At a certain time of day, a pole, 5 meters tall, casts a 3 meter shadow. The shadow of the building beside the pole is 18 meters long. How tall is the building?
How long will the shadow of a 45 meter building be?
Use proportions to solve these problems.
5/3 = x/18
5/3 = 45/x
5/3 = x/18
5/3 = 45/x
Solve for x.
To find the height of the building beside the pole, we can set up a proportion using the height of the pole, the length of its shadow, and the length of the building's shadow.
Let's call the height of the building "x":
5 meters (pole height) : 3 meters (pole shadow) = x meters (building height) : 18 meters (building shadow)

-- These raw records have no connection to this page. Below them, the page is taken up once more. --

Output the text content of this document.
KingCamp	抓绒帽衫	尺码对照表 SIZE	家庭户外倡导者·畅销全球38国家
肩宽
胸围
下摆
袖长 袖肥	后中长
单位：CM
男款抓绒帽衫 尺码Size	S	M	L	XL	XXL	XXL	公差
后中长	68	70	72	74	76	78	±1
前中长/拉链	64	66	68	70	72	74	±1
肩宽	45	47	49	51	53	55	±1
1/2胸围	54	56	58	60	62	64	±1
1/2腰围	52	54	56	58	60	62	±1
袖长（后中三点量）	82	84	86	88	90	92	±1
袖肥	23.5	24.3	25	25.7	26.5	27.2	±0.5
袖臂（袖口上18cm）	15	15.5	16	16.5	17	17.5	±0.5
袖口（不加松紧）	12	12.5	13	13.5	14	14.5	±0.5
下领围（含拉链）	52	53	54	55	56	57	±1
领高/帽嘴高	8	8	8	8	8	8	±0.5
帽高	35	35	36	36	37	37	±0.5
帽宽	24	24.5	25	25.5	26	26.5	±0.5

To solve this proportion, we can use the property of cross-multiplication:
5 meters * 18 meters = 3 meters * x meters
90 meters = 3x
Next, we can divide both sides of the equation by 3 to isolate "x":
90 meters / 3 = 3x / 3
30 meters = x
Therefore, the height of the building beside the pole is 30 meters.
To find the length of the shadow of a 45 meter building, we can again set up a proportion using the height of the pole and the length of its shadow.
Let's call the length of the building's shadow "y":
5 meters (pole height) : 3 meters (pole shadow) = 45 meters (building height) : y meters (building shadow)
Using cross-multiplication again:
5 meters * y meters = 3 meters * 45 meters
5y = 135
Dividing both sides by 5:
5y / 5 = 135 / 5
y = 27
Therefore, the shadow of a 45 meter building will be 27 meters long.